At the center of the case is a woman, identified by the court as Y.N., who had been struggling with a dependency on opioid painkillers. When she found out she was pregnant, she followed medical advice and obtained care that included methadone treatment. She gave birth to a healthy baby who was successfully treated for symptoms of neonatal abstinence syndrome (NAS), which is a group of side effects that may result from methadone treatment and other medications. As a result of the NAS diagnosis, Y.N. was reported to the Division of Child Protection and Permanency (DCPP, formerly the Division of Youth and Family Services), and was judged to have abused her child because she agreed with her physician's recommendation and followed the prescribed course of methadone treatment while pregnant.

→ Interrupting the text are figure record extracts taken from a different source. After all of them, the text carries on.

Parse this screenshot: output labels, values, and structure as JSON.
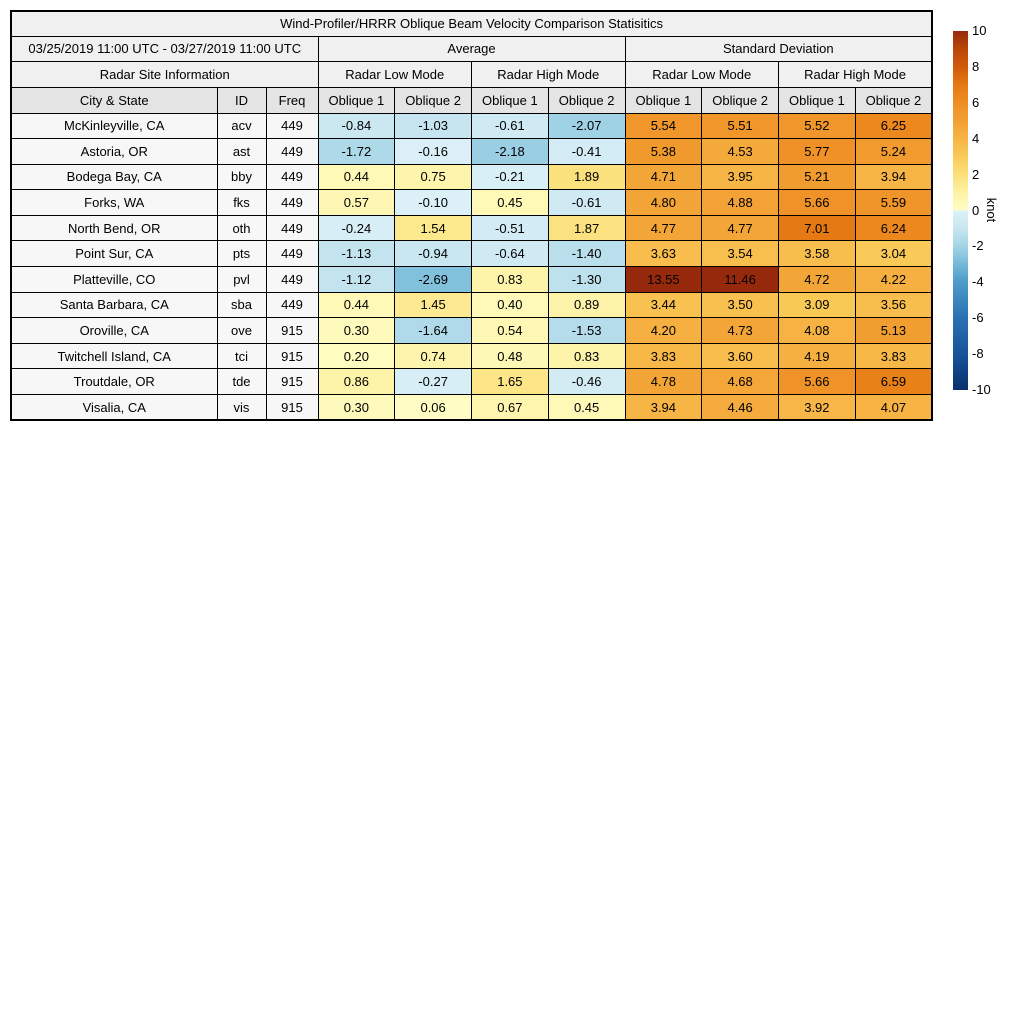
{
  "title": "Wind-Profiler/HRRR Oblique Beam Velocity Comparison Statisitics",
  "date_range": "03/25/2019 11:00 UTC - 03/27/2019 11:00 UTC",
  "headers": {
    "average": "Average",
    "std_dev": "Standard Deviation",
    "site_info": "Radar Site Information",
    "low_mode": "Radar Low Mode",
    "high_mode": "Radar High Mode",
    "city": "City & State",
    "id": "ID",
    "freq": "Freq",
    "oblique1": "Oblique 1",
    "oblique2": "Oblique 2"
  },
  "colorbar": {
    "label": "knot",
    "ticks": [
      10,
      8,
      6,
      4,
      2,
      0,
      -2,
      -4,
      -6,
      -8,
      -10
    ],
    "vmin": -10,
    "vmax": 10
  },
  "colormap": {
    "negative": [
      [
        -10,
        "#08306b"
      ],
      [
        -8,
        "#16539a"
      ],
      [
        -6,
        "#2a71b3"
      ],
      [
        -4,
        "#4d9bc9"
      ],
      [
        -3,
        "#74b9d8"
      ],
      [
        -2,
        "#a2d4e5"
      ],
      [
        -1,
        "#c8e6f0"
      ],
      [
        0,
        "#ddf1f8"
      ]
    ],
    "positive": [
      [
        0,
        "#fffec6"
      ],
      [
        1,
        "#fdf2a4"
      ],
      [
        2,
        "#fbdf79"
      ],
      [
        3,
        "#f9cb58"
      ],
      [
        4,
        "#f7b445"
      ],
      [
        5,
        "#f2a033"
      ],
      [
        6,
        "#ee8d22"
      ],
      [
        7,
        "#e57913"
      ],
      [
        8,
        "#d05a0a"
      ],
      [
        9,
        "#bb4709"
      ],
      [
        10,
        "#96290c"
      ]
    ]
  },
  "chart_data": {
    "type": "heatmap",
    "title": "Wind-Profiler/HRRR Oblique Beam Velocity Comparison Statisitics",
    "subtitle": "03/25/2019 11:00 UTC - 03/27/2019 11:00 UTC",
    "colorbar_label": "knot",
    "colorbar_range": [
      -10,
      10
    ],
    "colorbar_ticks": [
      10,
      8,
      6,
      4,
      2,
      0,
      -2,
      -4,
      -6,
      -8,
      -10
    ],
    "column_groups": [
      "Average / Radar Low Mode",
      "Average / Radar High Mode",
      "Standard Deviation / Radar Low Mode",
      "Standard Deviation / Radar High Mode"
    ],
    "value_columns": [
      "avg_low_oblique1",
      "avg_low_oblique2",
      "avg_high_oblique1",
      "avg_high_oblique2",
      "std_low_oblique1",
      "std_low_oblique2",
      "std_high_oblique1",
      "std_high_oblique2"
    ],
    "rows": [
      {
        "city": "McKinleyville, CA",
        "id": "acv",
        "freq": "449",
        "values": [
          -0.84,
          -1.03,
          -0.61,
          -2.07,
          5.54,
          5.51,
          5.52,
          6.25
        ]
      },
      {
        "city": "Astoria, OR",
        "id": "ast",
        "freq": "449",
        "values": [
          -1.72,
          -0.16,
          -2.18,
          -0.41,
          5.38,
          4.53,
          5.77,
          5.24
        ]
      },
      {
        "city": "Bodega Bay, CA",
        "id": "bby",
        "freq": "449",
        "values": [
          0.44,
          0.75,
          -0.21,
          1.89,
          4.71,
          3.95,
          5.21,
          3.94
        ]
      },
      {
        "city": "Forks, WA",
        "id": "fks",
        "freq": "449",
        "values": [
          0.57,
          -0.1,
          0.45,
          -0.61,
          4.8,
          4.88,
          5.66,
          5.59
        ]
      },
      {
        "city": "North Bend, OR",
        "id": "oth",
        "freq": "449",
        "values": [
          -0.24,
          1.54,
          -0.51,
          1.87,
          4.77,
          4.77,
          7.01,
          6.24
        ]
      },
      {
        "city": "Point Sur, CA",
        "id": "pts",
        "freq": "449",
        "values": [
          -1.13,
          -0.94,
          -0.64,
          -1.4,
          3.63,
          3.54,
          3.58,
          3.04
        ]
      },
      {
        "city": "Platteville, CO",
        "id": "pvl",
        "freq": "449",
        "values": [
          -1.12,
          -2.69,
          0.83,
          -1.3,
          13.55,
          11.46,
          4.72,
          4.22
        ]
      },
      {
        "city": "Santa Barbara, CA",
        "id": "sba",
        "freq": "449",
        "values": [
          0.44,
          1.45,
          0.4,
          0.89,
          3.44,
          3.5,
          3.09,
          3.56
        ]
      },
      {
        "city": "Oroville, CA",
        "id": "ove",
        "freq": "915",
        "values": [
          0.3,
          -1.64,
          0.54,
          -1.53,
          4.2,
          4.73,
          4.08,
          5.13
        ]
      },
      {
        "city": "Twitchell Island, CA",
        "id": "tci",
        "freq": "915",
        "values": [
          0.2,
          0.74,
          0.48,
          0.83,
          3.83,
          3.6,
          4.19,
          3.83
        ]
      },
      {
        "city": "Troutdale, OR",
        "id": "tde",
        "freq": "915",
        "values": [
          0.86,
          -0.27,
          1.65,
          -0.46,
          4.78,
          4.68,
          5.66,
          6.59
        ]
      },
      {
        "city": "Visalia, CA",
        "id": "vis",
        "freq": "915",
        "values": [
          0.3,
          0.06,
          0.67,
          0.45,
          3.94,
          4.46,
          3.92,
          4.07
        ]
      }
    ]
  }
}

National Advocates for Pregnant Women with Lawrence S. Lustberg of Gibbons P.C., filed an amicus curiae (friend of the court) brief on behalf of 76 organizations and experts in maternal, fetal, and child health, addiction treatment, and health advocacy. Our amicus brief is referred to in the decision as the amicus brief on behalf of "Experts in Maternal and Fetal Health, Public Health, and Drug Treatment." Its influence is notable throughout the decision with the Court paying special attention to the research we presented demonstrating that threats of child abuse actions will discourage pregnant women from seeking addiction treatment.

While the decision squarely reverses the lower court's determination that NAS was a sufficient basis for a finding of abuse or neglect, the Court did not foreclose the use of child welfare laws to evaluate and judge pregnant women. As a result, the court has remanded (sent back down to the lower court) to see if there is other evidence that would support an abuse or neglect finding, such as "the timeliness." This would permit the lower court to consider, for example, the duration and timing of Y.N's drug treatment.

This means that the fight to ensure health, rights, and justice for pregnant women in New Jersey is far from over. Thank you to all of the amici who lent their expertise to this effort (a full list of amici is available here), and who will no doubt be needed again soon.

Thank you all for supporting NAPW and making our work on behalf of pregnant women and their families possible.